We're at a point also, not just in terms of going down the list of people willing to serve but it is clear the president doesn't want people who challenge him in the cabinet. He doesn't want people who challenge him in his orbit, particularly with intelligence and national security. I think Republicans feel that that's abundantly clear and there's not going to be a way to push back on it.

KEILAR: Dana, you have a column out over the weekend. You write -- you make this argument that Senate Leader Mitch McConnell is a Russian asset. Not a spy, but someone taking positions that aid Russia to the detriment of the U.S., blocking bills to enhance election security. One example you cite is an election security bill that came up on the floor hours after Mueller testified that Russians are already trying to undermine the 2020 vote.

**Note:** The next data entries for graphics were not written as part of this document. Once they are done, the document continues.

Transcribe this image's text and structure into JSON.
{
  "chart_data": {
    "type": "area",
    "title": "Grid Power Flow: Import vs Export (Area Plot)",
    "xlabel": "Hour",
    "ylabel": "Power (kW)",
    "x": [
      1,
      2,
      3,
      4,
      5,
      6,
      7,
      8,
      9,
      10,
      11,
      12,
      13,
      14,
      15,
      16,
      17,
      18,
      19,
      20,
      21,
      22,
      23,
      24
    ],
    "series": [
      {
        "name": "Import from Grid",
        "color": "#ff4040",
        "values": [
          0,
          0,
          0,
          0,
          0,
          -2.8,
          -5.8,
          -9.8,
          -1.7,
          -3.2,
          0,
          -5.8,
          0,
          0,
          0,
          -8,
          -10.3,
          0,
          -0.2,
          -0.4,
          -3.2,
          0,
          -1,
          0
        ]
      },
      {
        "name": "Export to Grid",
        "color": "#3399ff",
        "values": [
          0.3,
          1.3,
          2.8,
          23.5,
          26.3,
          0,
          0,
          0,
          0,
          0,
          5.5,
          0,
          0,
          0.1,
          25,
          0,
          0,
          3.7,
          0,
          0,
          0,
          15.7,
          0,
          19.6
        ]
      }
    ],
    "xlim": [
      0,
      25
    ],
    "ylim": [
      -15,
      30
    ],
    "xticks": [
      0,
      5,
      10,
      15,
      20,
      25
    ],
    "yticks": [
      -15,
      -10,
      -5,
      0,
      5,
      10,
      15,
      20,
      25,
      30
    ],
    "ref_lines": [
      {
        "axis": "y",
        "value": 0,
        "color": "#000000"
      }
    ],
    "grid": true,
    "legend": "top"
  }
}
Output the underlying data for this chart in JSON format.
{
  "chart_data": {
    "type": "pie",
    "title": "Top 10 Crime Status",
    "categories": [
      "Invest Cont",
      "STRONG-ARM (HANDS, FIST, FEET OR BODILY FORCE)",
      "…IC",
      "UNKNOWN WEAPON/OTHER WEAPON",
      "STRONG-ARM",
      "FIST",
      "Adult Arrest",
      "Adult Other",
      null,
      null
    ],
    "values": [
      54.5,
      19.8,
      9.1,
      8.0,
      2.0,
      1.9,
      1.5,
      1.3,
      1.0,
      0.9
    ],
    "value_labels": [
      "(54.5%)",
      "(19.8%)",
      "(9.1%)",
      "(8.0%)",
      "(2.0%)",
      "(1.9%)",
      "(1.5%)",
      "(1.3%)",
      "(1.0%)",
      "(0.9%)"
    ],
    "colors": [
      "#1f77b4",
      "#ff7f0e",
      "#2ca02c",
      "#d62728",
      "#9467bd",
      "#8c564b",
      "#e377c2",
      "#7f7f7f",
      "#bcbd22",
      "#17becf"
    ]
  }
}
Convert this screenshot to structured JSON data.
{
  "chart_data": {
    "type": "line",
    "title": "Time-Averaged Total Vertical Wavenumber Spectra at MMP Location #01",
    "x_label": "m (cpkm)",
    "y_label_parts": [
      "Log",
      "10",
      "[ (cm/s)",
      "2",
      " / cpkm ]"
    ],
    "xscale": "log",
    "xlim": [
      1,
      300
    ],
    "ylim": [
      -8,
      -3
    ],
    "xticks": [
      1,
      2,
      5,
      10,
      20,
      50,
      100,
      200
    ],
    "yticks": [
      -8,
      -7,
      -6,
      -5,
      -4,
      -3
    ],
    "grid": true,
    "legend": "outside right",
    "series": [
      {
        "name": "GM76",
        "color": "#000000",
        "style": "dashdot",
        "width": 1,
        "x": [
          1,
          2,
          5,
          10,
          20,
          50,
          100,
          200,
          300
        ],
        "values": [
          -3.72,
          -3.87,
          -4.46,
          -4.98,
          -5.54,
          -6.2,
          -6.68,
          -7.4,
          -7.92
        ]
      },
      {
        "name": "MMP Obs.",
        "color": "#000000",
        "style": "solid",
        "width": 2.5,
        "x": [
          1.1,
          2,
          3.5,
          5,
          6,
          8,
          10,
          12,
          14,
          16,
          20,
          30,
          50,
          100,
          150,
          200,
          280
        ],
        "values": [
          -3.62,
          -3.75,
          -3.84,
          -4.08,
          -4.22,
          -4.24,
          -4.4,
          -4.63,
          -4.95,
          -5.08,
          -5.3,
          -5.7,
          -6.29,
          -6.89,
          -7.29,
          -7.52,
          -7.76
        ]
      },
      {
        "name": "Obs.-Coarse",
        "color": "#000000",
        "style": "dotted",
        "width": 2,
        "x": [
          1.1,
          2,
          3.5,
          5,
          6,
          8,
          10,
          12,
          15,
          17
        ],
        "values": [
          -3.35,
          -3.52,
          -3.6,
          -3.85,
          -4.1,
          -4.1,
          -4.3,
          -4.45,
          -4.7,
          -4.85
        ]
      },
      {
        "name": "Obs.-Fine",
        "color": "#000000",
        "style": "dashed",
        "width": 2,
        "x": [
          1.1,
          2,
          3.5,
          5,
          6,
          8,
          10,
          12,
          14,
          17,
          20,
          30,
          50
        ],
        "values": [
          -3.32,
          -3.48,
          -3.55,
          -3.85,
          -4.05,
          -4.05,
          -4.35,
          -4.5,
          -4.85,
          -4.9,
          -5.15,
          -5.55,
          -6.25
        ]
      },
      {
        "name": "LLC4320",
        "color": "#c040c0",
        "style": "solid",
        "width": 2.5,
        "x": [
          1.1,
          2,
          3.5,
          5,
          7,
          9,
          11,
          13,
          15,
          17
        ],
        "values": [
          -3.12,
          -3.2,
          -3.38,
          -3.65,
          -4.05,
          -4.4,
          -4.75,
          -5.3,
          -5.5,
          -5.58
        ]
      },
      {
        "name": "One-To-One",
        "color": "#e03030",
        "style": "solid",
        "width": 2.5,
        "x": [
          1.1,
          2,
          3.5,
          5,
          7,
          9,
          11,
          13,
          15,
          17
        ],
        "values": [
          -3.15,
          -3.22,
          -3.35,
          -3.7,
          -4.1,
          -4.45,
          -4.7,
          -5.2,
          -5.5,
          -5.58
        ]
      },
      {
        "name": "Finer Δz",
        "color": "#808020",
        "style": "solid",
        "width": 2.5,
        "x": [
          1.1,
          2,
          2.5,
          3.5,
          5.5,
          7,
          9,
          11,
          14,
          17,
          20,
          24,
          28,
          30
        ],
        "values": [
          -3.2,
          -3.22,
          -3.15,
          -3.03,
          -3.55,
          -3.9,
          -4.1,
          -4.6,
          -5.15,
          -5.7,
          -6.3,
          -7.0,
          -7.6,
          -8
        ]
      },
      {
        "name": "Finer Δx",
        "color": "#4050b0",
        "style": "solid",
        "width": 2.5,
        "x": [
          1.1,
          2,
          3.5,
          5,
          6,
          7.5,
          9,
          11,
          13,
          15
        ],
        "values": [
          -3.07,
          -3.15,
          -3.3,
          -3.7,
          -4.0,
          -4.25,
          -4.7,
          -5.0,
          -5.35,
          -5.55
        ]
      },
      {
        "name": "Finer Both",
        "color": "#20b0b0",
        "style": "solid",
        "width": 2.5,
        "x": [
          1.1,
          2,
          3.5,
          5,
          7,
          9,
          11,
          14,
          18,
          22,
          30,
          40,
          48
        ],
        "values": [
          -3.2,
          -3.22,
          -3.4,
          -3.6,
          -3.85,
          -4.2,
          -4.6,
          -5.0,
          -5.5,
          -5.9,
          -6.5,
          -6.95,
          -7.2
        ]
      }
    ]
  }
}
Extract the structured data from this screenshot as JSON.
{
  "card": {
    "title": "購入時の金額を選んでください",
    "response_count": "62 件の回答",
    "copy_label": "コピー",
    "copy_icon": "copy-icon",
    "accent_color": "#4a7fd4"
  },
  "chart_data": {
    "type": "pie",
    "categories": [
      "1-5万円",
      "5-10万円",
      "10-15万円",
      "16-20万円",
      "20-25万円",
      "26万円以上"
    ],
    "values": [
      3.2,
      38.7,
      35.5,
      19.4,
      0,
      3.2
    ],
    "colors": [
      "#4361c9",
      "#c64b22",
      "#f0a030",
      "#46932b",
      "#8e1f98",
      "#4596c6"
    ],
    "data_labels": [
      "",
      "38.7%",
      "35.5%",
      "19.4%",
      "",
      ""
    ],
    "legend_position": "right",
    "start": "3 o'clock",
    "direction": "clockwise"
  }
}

SEN. MARK WARNER (D-VA): I will ask unanimous consent for the Senate to take up and pass legislation I have introduced to help protect our democracy from foreign interference.

UNIDENTIFIED SENATOR: Is there objection?

UNIDENTIFIED SENATOR: Mr. President, I object.

SEN. RICHARD BLUMENTHAL (D-CT): I have offered and I will shortly ask for unanimous consent for the passage of S-1247, the Duty to Report Act.

UNIDENTIFIED SENATOR: Is there objection?

UNIDENTIFIED SENATOR: Mr. President, I object.


KEILAR: It's odd. That is the Senator doing the work of Mitch McConnell. Mitch McConnell is leading his conference when it comes to saying no to all of these things. It's a strange place to be where it is a partisan issue about foreign meddling in an election.

MILBANK: Right. It isn't a partisan issue in the sense that we have people like Tom Cotton, Lindsey Graham, Richard Burr, all Republicans, all who have been supportive of various parts of this.

The part that confuses me the most is what usually happens here is Senator McConnell doesn't like this, he comes up with a substitute, something he likes. He's not coming up with any alternative here. Clearly, at some point, the whole idea is not to have this kind of legislation pass. And then you need to ask the question, why does he not want this legislation to pass?

KEILAR: Why does he not want this legislation? I'll ask the question.

MILBANK: Good question.

HIRSCHFELD DAVIS: I think that's a very good question. I think part of the issue here, normally what would happen is, obviously, he doesn't like the Democrats proposals on this issue. That often happens. He's the Republican leader. But you would think they would put the Democratic ideas against the Republican ideas.

The problem here is --

KEILAR: Which they did with the Tom Cotton-authored bill.


MILBANK: It's there but that's not coming up either.

HIRSCHFELD DAVIS: The is you have the president of the United States who sees any move in this direction to be a direct challenge to him and his legitimacy. If you are passing legislation to do these things, you are admitting Russia did interfere, Russia did have a hand in his victory.

I think the Republicans' calculation is, why are we going to take the political risky steps of trying to have a real debate over this when we know legislation like this is very unlikely to be signed by this president. It puts them in a position where they have to be against something that many of them are actually for.

KEILAR: Yes. That seems to be a theme lately as well.



KEILAR: Julie Hirschfeld Davis, Dana Milbank, thank you very much to both of you.

[14:00:00] That's it for me.

"NEWSROOM" with Brooke Baldwin starts right now.